Some 680 people with intellectual disabilities may lose in-home assistance services as part of state budget cuts that took affect July 1st. This week 39 families sued the state’s Department of Intellectual and Developmental Disabilities.
The lawsuit suggests the state capped in-home care to 215 hours a month and 12 hours a day without considering the total costs. Lenny Croce is an attorney with the Legal Aid Society and says cuts will force some people into an institution.
“Some of these individuals, regardless of where they’re at, have to have the services they’re currently getting in order to stay safe. For example, some of them need two assistants at all times.”
Two assistants care for Dusty Hollis of Clarksville 24 hours a day. He suffers from mental retardation and as many as 300 seizures a month. His mother Nancy has joined the lawsuit against the state, primarily to keep her 25-year-old son at home. She calls putting him in a state-run facility her “worst nightmare.”

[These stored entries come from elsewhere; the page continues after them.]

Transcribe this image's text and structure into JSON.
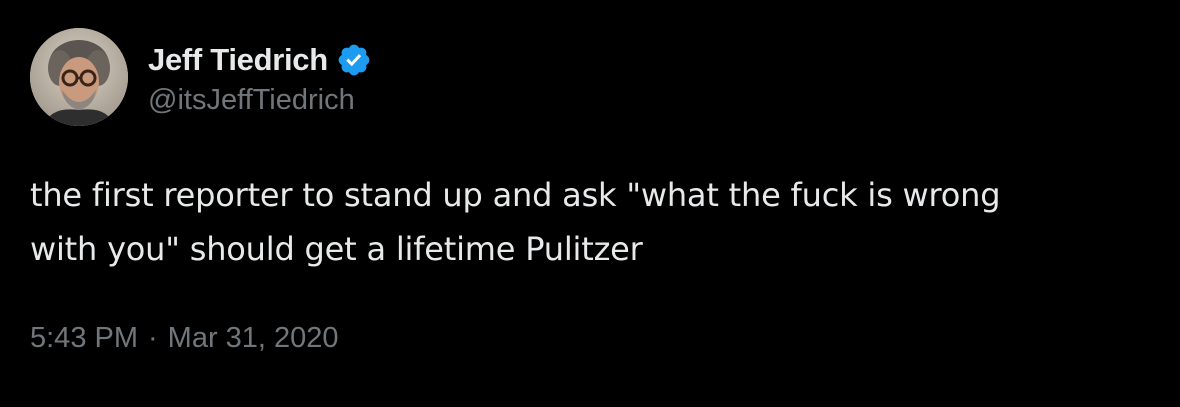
{
  "author": {
    "display_name": "Jeff Tiedrich",
    "handle": "@itsJeffTiedrich",
    "verified": true,
    "avatar_icon": "avatar-photo"
  },
  "tweet": {
    "text": "the first reporter to stand up and ask \"what the fuck is wrong\nwith you\" should get a lifetime Pulitzer",
    "time": "5:43 PM",
    "separator": "·",
    "date": "Mar 31, 2020"
  },
  "colors": {
    "background": "#000000",
    "primary_text": "#e7e9ea",
    "secondary_text": "#71767b",
    "verified_badge": "#1d9bf0"
  }
}
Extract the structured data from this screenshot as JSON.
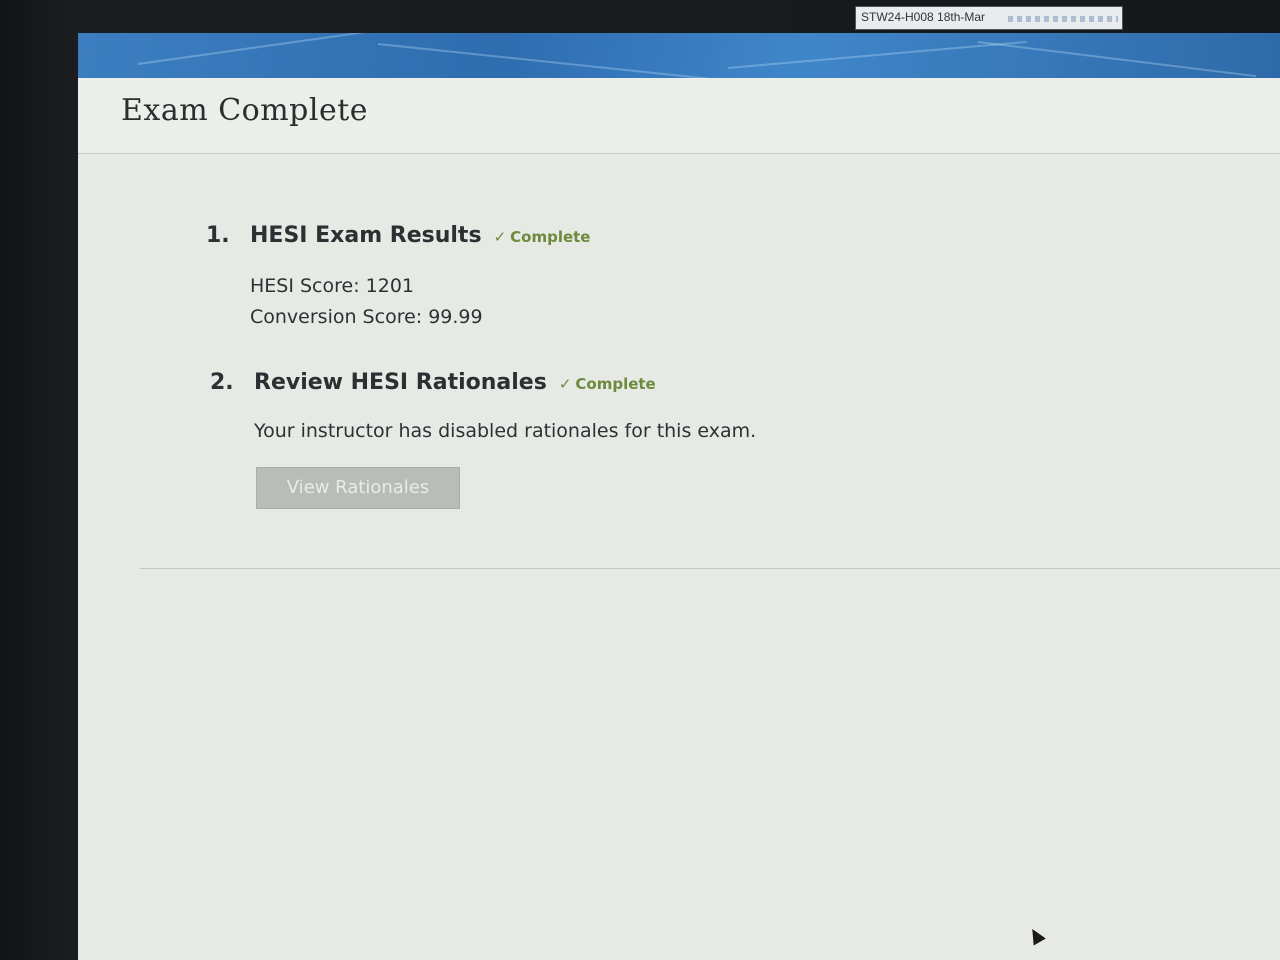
{
  "top_strip": {
    "label": "STW24-H008 18th-Mar"
  },
  "page": {
    "title": "Exam Complete"
  },
  "steps": [
    {
      "number": "1.",
      "title": "HESI Exam Results",
      "status": "Complete",
      "lines": [
        "HESI Score: 1201",
        "Conversion Score: 99.99"
      ]
    },
    {
      "number": "2.",
      "title": "Review HESI Rationales",
      "status": "Complete",
      "lines": [
        "Your instructor has disabled rationales for this exam."
      ],
      "button_label": "View Rationales",
      "button_disabled": true
    }
  ],
  "icons": {
    "check": "check-icon",
    "cursor": "mouse-pointer-icon"
  },
  "colors": {
    "banner": "#2d6db0",
    "complete_green": "#6f8a3c",
    "disabled_button": "#b9bcb7"
  }
}
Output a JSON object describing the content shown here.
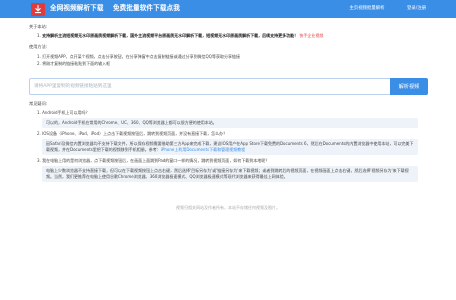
{
  "header": {
    "brand_title": "全网视频解析下载",
    "brand_subtitle": "免费批量软件下载点我",
    "nav": [
      "主页视频批量解析",
      "登录/注册"
    ],
    "accent_color": "#3a8ee6",
    "logo_color": "#e23b3b",
    "logo_icon": "download-icon"
  },
  "about": {
    "title": "关于本站:",
    "item_number": "1.",
    "item_bold": "支持解析主流短视频无水印原画质视频解析下载，国外主流视频平台原画质无水印解析下载，短视频无水印原画质解析下载，后续支持更多功能！",
    "item_red": "快手企业视频"
  },
  "usage": {
    "title": "使用方法:",
    "steps": [
      "1. 打开视频APP，点开某个视频，点击分享按钮，在分享弹窗中点击复制链接或通过分享到微信QQ等获取分享链接",
      "2. 将刚才复制的链接粘贴到下面的输入框"
    ]
  },
  "form": {
    "placeholder": "请将APP里复制的视频链接粘贴到这里",
    "value": "",
    "parse_button": "解析视频"
  },
  "faq": {
    "title": "常见疑问:",
    "items": [
      {
        "q": "1. Android手机上可以用吗？",
        "a": "可以的，Android手机在常用的Chrome、UC、360、QQ等浏览器上都可以很方便的使用本站。"
      },
      {
        "q": "2. IOS设备（iPhone、iPad、iPod）上点击下载视频按钮后，跳转到视频页面，并没有直接下载，怎么办？",
        "a": "因Safari及微信内置浏览器均不支持下载文件，所以保存视频需要借助第三方App来完成下载，建议IOS用户在App Store下载免费的Documents 6，然后在Documents的内置浏览器中使用本站，可以完美下载视频，并在Documents里把下载的视频移到手机相册。参考：",
        "link": "iPhone上利用Documents下载和管理视频教程"
      },
      {
        "q": "3. 我在电脑上用的是何浏览器，点下载视频按钮后，在画面上面跳到Pad的窗口一样的情况，跳转到视频页面，如何下载到本地呢？",
        "a": "电脑上少数浏览器不支持直接下载，但可以在下载视频按钮上点击右键，然后选择'目标另存为'或'链接另存为'来下载视频；或者到跳转后的视频页面，在视频画面上点击右键，然后选择'视频另存为'来下载视频。当然，我们更推荐在电脑上使用谷歌Chrome浏览器、360浏览器极速模式、QQ浏览器极速模式等现代浏览器来获得最佳上网体验。"
      }
    ]
  },
  "footer": {
    "disclaimer": "视频归相关网站及作者所有，本站不存储任何视频及图片。"
  }
}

Cathy Hughes of Campbell County says the current caps will mean her son may have to go live somewhere else. Chris Hughes suffers from cerebral palsy and can’t speak. Cathy Hughes says he wouldn’t survive in an institution.
“When I take Chris to the emergency room, they just ask, ‘what do you want us to do?’ Because nobody can communicate with him like we can.”
The plaintiffs are asking for an immediate injunction that would allow them in-home care while the legal matter works its way through court.